Colin and I are going to my parents’ house on Christmas Eve and sleeping over that night. Which saves a heck of a lot of driving, rather than going back and forth each day. Kait’s going to be there on Christmas Eve too.

I wonder where we’ll be in four more years. Where ever it is, I’m sure it’ll be fabulous!

 

Happy Holidays!

It’s beginning to look a lot like Christmas…

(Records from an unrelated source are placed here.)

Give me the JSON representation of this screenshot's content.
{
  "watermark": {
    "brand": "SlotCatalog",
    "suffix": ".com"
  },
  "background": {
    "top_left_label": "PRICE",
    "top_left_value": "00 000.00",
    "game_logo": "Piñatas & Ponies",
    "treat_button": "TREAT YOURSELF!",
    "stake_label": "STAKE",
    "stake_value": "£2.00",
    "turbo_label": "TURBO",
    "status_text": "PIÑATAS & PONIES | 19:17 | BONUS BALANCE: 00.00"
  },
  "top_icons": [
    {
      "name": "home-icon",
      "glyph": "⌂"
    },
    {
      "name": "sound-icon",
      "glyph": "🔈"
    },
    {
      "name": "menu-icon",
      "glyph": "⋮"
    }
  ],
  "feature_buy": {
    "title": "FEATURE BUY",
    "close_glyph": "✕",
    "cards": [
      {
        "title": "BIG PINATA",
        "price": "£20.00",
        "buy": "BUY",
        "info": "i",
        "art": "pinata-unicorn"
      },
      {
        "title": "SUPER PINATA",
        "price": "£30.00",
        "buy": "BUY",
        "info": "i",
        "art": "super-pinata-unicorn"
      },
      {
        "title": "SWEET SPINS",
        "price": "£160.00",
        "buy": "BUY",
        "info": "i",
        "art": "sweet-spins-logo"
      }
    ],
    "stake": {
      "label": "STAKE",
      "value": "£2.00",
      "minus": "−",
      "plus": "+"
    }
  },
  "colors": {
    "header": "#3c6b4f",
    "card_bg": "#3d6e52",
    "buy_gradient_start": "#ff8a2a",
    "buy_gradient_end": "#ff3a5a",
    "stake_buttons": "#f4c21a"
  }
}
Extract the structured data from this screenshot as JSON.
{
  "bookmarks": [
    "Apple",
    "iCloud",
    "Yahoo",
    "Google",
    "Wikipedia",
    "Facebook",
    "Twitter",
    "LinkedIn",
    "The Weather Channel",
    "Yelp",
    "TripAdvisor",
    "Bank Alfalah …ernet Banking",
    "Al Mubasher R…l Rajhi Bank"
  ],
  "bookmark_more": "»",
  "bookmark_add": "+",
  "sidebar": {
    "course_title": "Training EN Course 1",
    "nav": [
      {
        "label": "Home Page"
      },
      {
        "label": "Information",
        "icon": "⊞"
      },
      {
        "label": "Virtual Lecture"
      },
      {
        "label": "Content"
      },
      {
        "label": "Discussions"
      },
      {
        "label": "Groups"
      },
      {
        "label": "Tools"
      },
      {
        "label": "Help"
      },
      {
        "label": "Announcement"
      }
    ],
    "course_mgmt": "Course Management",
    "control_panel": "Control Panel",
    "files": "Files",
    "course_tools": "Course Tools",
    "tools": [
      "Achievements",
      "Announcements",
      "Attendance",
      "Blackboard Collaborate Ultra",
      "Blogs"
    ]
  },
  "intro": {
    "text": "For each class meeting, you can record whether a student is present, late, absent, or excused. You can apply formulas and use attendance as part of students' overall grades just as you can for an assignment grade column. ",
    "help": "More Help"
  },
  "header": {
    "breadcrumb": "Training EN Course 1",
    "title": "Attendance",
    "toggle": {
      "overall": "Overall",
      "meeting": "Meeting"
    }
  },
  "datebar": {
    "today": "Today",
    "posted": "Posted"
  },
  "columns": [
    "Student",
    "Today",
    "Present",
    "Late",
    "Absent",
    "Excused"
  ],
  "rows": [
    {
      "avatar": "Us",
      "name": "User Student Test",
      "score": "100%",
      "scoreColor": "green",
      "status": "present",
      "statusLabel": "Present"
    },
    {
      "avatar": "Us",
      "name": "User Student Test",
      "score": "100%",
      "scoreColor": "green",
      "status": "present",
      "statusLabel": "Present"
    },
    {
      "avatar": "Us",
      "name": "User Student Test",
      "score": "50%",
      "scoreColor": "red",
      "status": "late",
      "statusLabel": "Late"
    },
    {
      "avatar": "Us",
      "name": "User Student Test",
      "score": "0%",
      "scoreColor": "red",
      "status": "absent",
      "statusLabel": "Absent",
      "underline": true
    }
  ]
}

Christmas is my most favourite time of the year. The decorations, the lights, the chocolate, the music, the family and friends, the baking, the presents, the cards, the chocolate. I have to include chocolate twice because it’s so yummy.

We’re still sorting out what we’re going to do on Christmas. Is Kait coming here on Christmas morning? Will we have dinner at my parents’ house or my sister’s? But I’m sure that will all get sorted over the next couple of weeks.

I’ve already decided to make cinnamon rolls for Christmas breakfast. Bonus is that’s a big incentive for Kait to come over here. And both my Mom and I picked up a Gardein vegan turkey for dinner so I’m all set there. Colin’s stopped being vegan so he’ll be eating turkey with everyone else.

When I was a little girl, my Mom would ask me what I wanted for Christmas and I’d reply “a tree with sparkling lights”. That hasn’t changed. And now we have even more. I hope you enjoy my pictures and wish you could share yours as well.

tree and mantle

My electric fireplace mantle and our little tree, which is actually standing straight, no idea why it’s leaning in the photo.

sparkle ornament

My favourite ornament. It reads “Leave a little sparkle wherever you go”

dining room

Our dining room. I love this little penguin. Oh and you can tell which decorations on the hutch are mine and which are Colin’s.

Christmas village

This was Colin’s favourite decoration as a child. He’d spend hours walking the little figures around and making stories for them.